Feel The Hate

Mike's Rant

by M.P. Madden

Minister of Hate


Rant 41: Murder - Seven Easy Steps

Imagine: you, along with your cousin, own a small but successful art gallery in downtown Chattanooga. One morning you arrive at work - and find your cousin's body on gallery's front steps. Shot at close range in the head, it looks like. As you wait for the police to arrive, you notice a package lying among the shrubbery.

The package is addressed to your cousin. Since it's already open, you can't resist a look. Inside, you find a very valuable Picasso - a painting which your skills as an art dealer tell you is a very bad fake. The return address is from another art dealer whom you know for a fact died years ago.

Why would your cousin buy a dead fake from a dead dealer? The police, who find your cousin's wallet gone, think the package is irrelevant, think your cousin died in a standard robbery. But two days later, when you're flipping through the society pages and see the supposedly dead dealer posing with the mayor's wife, you have to wonder...

Amateur detective stories are on of the largest sub-genres in mysteries today. A fairly ordinary citizen, perhaps an art dealer, becomes caught up in a murder, perhaps one that threatens to expose a huge forgery ring. Or, two days after his boss is murdered, a computer hacker finds over two hundred encrypted files on his boss's hard drive. Think: right now, you know something most people don't. Maybe you're an expert on Eastern religions. How would that knowledge be useful in solving a murder?

If you love mysteries, you've probably already considered writing an amateur detective novel. I have. In fact, I've written six, for young adults - some with supernatural twists, some straight mysteries. I've written down a few tips I've picked up about writing about amateur detectives.

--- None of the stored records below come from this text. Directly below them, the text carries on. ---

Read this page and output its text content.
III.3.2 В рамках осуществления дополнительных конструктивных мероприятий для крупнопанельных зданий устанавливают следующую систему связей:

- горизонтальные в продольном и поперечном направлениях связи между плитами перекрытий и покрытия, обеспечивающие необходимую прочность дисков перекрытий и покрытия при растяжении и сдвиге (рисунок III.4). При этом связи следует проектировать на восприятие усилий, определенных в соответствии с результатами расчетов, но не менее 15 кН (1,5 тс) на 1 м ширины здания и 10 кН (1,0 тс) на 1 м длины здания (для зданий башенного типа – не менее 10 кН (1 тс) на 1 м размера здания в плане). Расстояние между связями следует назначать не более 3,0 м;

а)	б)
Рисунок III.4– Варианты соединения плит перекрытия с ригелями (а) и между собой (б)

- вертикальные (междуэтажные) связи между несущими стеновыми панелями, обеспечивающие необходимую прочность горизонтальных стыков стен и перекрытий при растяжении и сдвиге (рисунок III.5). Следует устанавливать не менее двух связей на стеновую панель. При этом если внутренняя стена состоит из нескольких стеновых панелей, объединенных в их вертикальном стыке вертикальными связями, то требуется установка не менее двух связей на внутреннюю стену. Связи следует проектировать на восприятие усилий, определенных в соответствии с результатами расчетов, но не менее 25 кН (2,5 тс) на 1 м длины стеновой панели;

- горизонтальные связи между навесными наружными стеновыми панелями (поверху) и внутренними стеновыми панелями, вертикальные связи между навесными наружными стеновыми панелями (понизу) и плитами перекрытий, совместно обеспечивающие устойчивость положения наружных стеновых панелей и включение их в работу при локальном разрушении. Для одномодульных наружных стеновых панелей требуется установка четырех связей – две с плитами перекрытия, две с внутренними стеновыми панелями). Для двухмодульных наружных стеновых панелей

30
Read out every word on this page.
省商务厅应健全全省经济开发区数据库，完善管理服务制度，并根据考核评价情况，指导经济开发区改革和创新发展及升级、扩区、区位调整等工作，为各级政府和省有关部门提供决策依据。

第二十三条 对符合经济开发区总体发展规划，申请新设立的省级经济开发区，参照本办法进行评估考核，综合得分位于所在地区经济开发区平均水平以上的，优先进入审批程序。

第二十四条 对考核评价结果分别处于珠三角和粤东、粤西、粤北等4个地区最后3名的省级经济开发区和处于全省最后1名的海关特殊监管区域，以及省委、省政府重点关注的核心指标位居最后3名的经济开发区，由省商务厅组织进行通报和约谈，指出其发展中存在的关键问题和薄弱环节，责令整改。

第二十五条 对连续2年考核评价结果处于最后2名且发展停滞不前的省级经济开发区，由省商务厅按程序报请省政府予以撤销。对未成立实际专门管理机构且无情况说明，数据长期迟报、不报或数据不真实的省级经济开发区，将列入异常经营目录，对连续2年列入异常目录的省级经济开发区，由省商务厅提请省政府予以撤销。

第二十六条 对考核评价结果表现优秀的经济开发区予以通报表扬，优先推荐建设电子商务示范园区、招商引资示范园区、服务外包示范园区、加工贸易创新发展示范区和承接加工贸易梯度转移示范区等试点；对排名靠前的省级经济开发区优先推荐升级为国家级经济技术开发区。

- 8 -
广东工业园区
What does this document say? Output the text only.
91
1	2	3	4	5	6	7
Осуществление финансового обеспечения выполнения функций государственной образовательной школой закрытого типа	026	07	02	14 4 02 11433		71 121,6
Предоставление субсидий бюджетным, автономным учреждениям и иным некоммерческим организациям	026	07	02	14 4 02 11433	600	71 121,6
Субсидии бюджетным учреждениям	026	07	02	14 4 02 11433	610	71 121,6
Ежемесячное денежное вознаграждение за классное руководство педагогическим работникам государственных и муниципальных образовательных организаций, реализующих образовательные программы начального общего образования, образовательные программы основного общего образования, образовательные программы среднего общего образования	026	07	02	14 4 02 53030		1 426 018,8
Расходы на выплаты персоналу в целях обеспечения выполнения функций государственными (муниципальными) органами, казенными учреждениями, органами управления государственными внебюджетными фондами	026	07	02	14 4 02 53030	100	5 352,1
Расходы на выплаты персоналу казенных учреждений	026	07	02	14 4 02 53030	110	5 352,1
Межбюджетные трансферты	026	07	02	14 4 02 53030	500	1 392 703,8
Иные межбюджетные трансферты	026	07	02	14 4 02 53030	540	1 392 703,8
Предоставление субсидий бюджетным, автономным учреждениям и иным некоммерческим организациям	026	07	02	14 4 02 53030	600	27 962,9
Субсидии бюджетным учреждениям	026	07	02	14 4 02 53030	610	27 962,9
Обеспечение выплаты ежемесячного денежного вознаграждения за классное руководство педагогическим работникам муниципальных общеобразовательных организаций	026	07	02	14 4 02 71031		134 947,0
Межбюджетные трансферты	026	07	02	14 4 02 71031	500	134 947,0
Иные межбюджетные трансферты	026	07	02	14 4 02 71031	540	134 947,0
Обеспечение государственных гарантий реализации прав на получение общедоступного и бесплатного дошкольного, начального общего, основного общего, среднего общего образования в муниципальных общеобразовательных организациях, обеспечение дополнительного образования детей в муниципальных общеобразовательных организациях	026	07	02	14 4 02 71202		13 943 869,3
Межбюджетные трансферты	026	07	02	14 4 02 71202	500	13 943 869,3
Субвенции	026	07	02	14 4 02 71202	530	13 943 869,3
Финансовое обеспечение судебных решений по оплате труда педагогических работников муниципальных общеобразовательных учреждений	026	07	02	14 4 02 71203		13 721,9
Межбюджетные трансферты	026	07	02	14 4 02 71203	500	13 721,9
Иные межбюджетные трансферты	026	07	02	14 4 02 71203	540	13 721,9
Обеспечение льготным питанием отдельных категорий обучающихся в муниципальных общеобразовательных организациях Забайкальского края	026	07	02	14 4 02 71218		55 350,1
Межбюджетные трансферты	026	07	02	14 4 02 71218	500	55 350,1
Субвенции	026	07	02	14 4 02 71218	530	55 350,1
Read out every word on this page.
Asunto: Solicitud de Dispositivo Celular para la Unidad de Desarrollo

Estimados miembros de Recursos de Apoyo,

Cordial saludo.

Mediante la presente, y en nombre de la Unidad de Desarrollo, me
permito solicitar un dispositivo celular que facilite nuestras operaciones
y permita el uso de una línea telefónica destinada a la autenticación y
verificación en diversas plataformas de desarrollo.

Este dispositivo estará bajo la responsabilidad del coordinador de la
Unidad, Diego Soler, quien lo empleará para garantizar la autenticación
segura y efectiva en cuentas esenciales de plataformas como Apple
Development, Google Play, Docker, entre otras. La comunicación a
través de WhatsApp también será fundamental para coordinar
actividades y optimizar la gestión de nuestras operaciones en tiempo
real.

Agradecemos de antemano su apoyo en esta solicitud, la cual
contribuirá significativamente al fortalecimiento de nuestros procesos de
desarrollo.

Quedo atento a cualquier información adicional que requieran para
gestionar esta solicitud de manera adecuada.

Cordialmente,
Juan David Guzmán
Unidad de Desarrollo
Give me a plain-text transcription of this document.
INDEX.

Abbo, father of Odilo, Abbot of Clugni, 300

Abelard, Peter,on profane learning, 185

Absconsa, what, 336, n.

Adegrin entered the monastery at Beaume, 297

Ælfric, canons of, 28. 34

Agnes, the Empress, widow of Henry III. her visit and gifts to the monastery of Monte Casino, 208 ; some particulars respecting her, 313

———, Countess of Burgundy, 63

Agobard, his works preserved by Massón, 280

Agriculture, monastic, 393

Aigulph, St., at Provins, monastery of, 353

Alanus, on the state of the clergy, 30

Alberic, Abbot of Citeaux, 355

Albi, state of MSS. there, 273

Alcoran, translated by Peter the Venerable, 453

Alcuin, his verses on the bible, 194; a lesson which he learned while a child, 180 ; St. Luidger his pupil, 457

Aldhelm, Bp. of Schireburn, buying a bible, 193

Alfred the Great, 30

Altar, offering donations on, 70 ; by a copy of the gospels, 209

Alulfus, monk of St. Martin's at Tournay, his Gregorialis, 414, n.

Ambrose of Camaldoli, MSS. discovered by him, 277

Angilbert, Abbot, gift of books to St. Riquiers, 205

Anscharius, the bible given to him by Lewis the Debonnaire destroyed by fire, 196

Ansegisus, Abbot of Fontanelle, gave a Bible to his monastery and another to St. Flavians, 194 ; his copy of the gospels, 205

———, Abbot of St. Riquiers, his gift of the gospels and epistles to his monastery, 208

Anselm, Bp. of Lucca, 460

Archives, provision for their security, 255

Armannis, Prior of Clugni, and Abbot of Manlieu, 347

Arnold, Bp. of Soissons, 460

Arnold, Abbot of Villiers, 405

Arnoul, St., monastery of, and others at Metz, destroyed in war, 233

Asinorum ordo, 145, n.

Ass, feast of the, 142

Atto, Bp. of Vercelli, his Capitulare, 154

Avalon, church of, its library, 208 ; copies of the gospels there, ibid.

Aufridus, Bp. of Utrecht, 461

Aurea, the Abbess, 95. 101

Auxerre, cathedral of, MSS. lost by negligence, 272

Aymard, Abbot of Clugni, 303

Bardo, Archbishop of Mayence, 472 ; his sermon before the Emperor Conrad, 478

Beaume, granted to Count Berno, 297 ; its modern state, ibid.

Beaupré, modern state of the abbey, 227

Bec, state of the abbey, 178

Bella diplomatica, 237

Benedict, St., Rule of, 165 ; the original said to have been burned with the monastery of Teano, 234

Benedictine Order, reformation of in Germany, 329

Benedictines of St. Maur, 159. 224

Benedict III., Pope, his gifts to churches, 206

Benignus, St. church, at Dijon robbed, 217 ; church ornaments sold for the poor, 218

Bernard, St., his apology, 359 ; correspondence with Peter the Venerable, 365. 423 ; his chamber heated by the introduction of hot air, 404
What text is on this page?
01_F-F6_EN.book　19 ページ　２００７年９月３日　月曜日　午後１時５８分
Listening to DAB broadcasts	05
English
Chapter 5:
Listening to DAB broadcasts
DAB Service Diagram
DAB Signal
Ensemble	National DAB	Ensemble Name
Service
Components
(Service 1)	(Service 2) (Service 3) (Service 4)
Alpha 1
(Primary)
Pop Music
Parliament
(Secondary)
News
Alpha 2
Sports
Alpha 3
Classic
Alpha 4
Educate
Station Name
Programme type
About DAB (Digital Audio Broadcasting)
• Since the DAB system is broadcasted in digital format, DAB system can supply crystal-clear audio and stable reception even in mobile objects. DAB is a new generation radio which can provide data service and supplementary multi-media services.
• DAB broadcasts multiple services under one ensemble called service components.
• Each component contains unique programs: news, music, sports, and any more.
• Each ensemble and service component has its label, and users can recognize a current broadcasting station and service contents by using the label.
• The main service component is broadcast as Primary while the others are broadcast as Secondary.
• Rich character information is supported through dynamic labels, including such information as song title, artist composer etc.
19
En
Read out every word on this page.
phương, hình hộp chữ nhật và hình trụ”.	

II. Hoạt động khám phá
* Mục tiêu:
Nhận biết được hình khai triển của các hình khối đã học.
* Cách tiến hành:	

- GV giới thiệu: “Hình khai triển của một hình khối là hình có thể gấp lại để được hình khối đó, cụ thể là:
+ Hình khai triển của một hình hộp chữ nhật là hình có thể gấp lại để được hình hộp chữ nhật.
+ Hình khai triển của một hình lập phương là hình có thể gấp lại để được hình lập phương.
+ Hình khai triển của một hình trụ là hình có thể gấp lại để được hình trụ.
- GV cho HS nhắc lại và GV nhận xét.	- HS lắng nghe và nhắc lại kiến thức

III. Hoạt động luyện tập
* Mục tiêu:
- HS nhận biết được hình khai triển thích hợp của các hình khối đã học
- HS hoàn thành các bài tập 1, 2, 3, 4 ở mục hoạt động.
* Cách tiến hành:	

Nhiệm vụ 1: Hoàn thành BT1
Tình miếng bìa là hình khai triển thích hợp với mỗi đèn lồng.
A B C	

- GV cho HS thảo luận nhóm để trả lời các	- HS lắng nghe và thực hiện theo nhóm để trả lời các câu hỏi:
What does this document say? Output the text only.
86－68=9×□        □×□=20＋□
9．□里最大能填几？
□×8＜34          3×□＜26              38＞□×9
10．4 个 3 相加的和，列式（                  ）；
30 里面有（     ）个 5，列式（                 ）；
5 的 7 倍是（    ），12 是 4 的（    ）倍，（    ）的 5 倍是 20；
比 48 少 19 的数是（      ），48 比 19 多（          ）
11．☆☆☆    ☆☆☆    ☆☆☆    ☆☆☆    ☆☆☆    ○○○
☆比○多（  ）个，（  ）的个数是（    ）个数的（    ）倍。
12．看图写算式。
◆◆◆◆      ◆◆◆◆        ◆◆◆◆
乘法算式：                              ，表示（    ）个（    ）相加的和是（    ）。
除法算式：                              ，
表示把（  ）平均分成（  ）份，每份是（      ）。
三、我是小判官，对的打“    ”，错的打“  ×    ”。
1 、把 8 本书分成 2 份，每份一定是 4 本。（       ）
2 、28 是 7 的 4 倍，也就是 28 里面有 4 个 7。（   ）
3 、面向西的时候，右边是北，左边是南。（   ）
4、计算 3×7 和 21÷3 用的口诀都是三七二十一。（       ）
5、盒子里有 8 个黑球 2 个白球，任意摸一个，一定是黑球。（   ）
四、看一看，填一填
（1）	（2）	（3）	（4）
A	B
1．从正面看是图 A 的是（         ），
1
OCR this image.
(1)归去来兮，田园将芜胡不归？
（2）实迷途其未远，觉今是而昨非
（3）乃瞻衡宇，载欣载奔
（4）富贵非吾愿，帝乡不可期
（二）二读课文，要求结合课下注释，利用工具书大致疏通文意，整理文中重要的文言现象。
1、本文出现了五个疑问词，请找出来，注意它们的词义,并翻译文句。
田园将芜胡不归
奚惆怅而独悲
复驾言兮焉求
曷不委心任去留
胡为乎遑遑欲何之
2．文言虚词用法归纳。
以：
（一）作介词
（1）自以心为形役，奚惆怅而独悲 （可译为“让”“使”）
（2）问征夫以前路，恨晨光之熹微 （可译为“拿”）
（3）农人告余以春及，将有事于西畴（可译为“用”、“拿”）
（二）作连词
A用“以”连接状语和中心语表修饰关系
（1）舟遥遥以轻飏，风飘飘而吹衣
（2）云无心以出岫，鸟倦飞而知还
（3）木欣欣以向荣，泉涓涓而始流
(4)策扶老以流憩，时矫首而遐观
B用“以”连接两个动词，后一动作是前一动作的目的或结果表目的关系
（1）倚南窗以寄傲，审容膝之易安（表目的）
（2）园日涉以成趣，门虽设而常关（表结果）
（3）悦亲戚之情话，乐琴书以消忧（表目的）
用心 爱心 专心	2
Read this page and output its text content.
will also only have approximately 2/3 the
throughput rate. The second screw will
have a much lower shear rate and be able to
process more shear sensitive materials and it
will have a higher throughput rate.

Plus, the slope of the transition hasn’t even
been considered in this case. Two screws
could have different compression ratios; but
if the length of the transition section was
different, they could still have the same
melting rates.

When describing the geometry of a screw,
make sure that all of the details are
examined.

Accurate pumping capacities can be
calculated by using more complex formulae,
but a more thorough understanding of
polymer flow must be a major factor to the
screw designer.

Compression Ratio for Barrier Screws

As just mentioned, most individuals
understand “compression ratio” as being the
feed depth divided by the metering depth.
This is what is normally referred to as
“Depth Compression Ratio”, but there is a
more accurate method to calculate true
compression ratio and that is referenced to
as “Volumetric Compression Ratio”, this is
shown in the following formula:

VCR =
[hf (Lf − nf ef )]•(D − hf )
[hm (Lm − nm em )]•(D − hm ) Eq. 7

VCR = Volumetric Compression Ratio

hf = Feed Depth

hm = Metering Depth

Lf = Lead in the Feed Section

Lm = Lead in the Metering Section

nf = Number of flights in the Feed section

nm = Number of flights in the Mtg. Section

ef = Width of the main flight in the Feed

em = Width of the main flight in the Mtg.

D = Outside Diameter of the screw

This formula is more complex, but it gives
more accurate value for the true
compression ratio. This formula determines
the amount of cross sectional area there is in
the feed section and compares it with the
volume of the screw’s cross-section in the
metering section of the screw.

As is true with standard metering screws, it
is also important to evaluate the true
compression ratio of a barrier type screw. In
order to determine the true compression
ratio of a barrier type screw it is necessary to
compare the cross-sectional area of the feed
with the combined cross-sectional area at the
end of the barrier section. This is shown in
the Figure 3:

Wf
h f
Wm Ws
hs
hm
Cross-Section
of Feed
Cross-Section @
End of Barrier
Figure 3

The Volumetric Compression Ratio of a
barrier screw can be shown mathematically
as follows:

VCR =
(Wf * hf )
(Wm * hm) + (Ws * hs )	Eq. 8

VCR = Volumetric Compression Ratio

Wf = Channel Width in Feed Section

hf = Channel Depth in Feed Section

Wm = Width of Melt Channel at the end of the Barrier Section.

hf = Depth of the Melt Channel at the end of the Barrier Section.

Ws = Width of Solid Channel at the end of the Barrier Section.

1. The protagonist must have an interesting occupation. This one is pretty much self-explanatory. Through your writing, the readers experience the protagnist's life; give the protagonist something interesting to do. The amateur detectives I've read include a washed-out folk singer, a small-town sheriff, a psychic mountain-dweller, a newspaper reporter, and a minister.

2. The protagonist's occupation must be crucial to solving the mystery. Your protagonist has special knowledge that gives her an edge over the police. If your protagonist is an expert in horticulture, but the mystery centers around forensics, the rejection slips are on the way. Your heroine isn't just up against the murder - she's also competing with a police department that has plenty of detectives and crime labs. Ask yourself why your heroine would be able to solve a murder that the cops couldn't.

3. Make it personal. On one hand, if it's the protagonist's spouse or brother that gets killed, that's probably too personal. The grief and bereavement would simply be too much. On the other hand, the protagonist must have more than a casual interest in solving the murder. As the story action rises, the protagonist will likely wind up risking her life to uncover the killer - why would she do that? Even in private-eye novels, the detective usually has some personal interest - a motivation other than money - in seeing justice done.

4. The protagonist will be a raging alcoholic. Okay, so that's not a rule, and it's cliché besides. But give the heroine some kind of personal problem that she must confront in while catching the killer. In Sharyn McCrumb's The Hangman's Beautiful Daughter, the heroine is anguished by her stillborn first child. The last thing she wants is another child. Then, as the town minister's wife, she finds herself responsible for taking care of three children with horrific traumas of their own.

5. All clues will be just that - clues. In other words, no red herrings. Throwing in false clues will annoy both the heroine and the readers. Instead, have clues which seem to make no sense - at first. In my own Night of Her Life, one of the suspects has written a story which parallels the murder almost exactly. Also, this suspect has his own Web site. The heroine is positive this guy must be the killer. But in the end, she finds out that the suspect put his story on his internet site, where the real killer read it and got the idea for the murder.

6. First Who, then Why. Early in the story, every suspect will have a motive. As the story progresses, the investigation's focus often switches from Why to Where, How and When. Generally, the heroine will correctly determine who killed Mr. X before correctly understanding why this person killed Mr. X. The killer has a deeper motive, a motive related to, but not the same as, the obvious motive presented early on. The hidden motive usually isn't revealed until the climax, when the protagonist confronts the murderer.

7. The killer will be revealed. Remember that great scene in National Lampoon's Vacation, when the family has driven thousands of miles and undergone countless humiliations, only to find that Wallyworld has been closed down? This is how the readers will feel if, at the end of three hundred and fifty pages, they find out that - jeepers! - the victim actually committed suicide, but did it in such a way as to implicate murder. There will be a killer. There will be only one killer. He or she will be caught, through the deliberate actions and efforts of your protagonist.

Finally, remember, coming up with interesting - and believable - ways to break these rules is half the fun. Just don't cheat the readers. They'll kill you.